Could smoking chickpeas get you high? No, but perhaps it could be made possible. While performing searches on NCBI, I noticed a remarkably high prevalence of enzymes that are very similar to cannabinoid oxidoreductases – enzymes responsible for the psychoactivity of Cannabis plants – in plants and fungi that do not produce cannabinoids. The genes coding for these enzymes are automatically annotated in entire genomes stored in GenBank, and are indeed very similar to cannabinoid-producing enzymes.

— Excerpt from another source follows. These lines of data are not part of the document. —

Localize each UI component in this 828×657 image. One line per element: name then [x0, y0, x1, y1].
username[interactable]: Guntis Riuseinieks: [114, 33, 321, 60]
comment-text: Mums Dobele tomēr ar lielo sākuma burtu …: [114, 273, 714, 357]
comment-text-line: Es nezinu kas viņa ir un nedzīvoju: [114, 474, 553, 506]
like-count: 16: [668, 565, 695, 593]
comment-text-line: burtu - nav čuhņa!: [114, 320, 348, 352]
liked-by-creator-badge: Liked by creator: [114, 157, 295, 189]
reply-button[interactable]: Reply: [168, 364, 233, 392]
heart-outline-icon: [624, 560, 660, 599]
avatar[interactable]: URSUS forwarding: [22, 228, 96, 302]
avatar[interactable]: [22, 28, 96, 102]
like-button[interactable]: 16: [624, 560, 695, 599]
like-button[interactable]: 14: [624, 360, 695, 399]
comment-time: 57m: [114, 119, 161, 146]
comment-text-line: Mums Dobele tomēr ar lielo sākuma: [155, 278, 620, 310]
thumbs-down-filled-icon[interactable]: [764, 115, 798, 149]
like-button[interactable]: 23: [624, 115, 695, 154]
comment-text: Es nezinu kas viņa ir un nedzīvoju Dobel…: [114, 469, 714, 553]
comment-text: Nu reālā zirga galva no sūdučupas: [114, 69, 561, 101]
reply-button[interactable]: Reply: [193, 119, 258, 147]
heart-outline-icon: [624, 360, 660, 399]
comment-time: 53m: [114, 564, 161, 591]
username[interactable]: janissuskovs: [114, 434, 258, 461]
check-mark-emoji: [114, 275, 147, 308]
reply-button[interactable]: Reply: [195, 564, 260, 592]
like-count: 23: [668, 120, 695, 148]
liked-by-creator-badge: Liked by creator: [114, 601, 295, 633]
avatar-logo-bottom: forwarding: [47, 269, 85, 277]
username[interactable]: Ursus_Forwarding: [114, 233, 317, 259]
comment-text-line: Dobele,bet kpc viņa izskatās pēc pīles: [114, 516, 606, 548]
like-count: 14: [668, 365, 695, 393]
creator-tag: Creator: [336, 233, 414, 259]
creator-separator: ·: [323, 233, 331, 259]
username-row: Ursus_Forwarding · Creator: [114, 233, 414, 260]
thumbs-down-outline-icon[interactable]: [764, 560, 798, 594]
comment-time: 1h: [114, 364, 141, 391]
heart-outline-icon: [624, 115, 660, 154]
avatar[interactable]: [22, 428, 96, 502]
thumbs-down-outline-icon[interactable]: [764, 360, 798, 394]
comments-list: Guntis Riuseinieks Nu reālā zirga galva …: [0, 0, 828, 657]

The best-known of the 85 psychoactive compounds in Cannabis sativa are Tetrahydrocannabinol (THC) and Cannabidiol (CBD). As a result, the chemotype-determining enzymes that regulate the psychoactivity in Cannabis sativa plants are Tetrahydrocannabinolic acid synthase and Cannabidiolic acid synthase. These enzymes are both oxidoreductases that use oxygen as an acceptor, and produce tetrahydrocannabidiolic acid (THCA) and cannabidiolic acid (CBDA), respectively. These acids are proposed precursors in the biological pathways of their respective cannabinoids. THCA is very unstable on its own, and readily decarboxylates to form THC at room temperature in the presence of acid, light or oxygen.
The genes coding for Tetrahydrocannabidiolic acid synthase are present in the genome of Rhizoctonia solani, a basidiomycete fungus pathogenic to plants. This fungi commonly causes collar rot, root rot, damping off and wire stem in plants. Very similar genes are also found and automatically annotated on the genomes of several other plants, including Field Mustard, Chickpeas, Oranges, Asian Rice, Castor Beans and Wine Grapes. Why are those genes there? Do they indeed code for THCA synthase? Is it possible that these plants can produce THC under the right conditions?
Cannabidiolic acid synthase isn’t exclusive to Cannabis plants either. The genes coding for the enzyme are also present in Rhizoctonia solani (see above), Scedosporium apiospermum (an asexual form of the Pseudallescheria boydii) and Tolypocladium ophioglossoides CBS 100239 (a parasitic fungus that grows on truffle-like fruits). Similar genes can be found in Field Mustard and Chickpeas, which both also contain the genes for THCA Synthase. The genes seem to be entirely absent in the other taxons that do contain the THCA Synthase gene.
All in all this matter has left me with a plethora of questions. This matter seems to be unreported on PubMed. I’ve thought of a few experiments I could conduct:
- Perform SDS-PAGE on each of the plants to determine the presence of CBDA synthase (74 kDa) and THCA Synthase (unknown weight, determine first).
- Introduce the substrates of the enzymes (Cannabigerolate) and see whether THCA or CBDA is produced.
- Isolate the enzymes from the plants and determine their size, weight, sequence and shape by means of PCR, Sanger sequencing and X-Ray Crystallography.
My hypothesis is that THC is formed as a result as the same defense mechanism as the mustard plant, horseradishes and wasabi plants. In these plants this defense mechanism became allyl isothiocyanate, a chemical responsible for the pungent taste in all three. In cannabis plants, this defense mechanism may also have been present, but instead evolved into the production of cannabinoids, disorienting natural consumers of the plants, making them more prone to be eaten by predators and discouraging further consumption of the plant.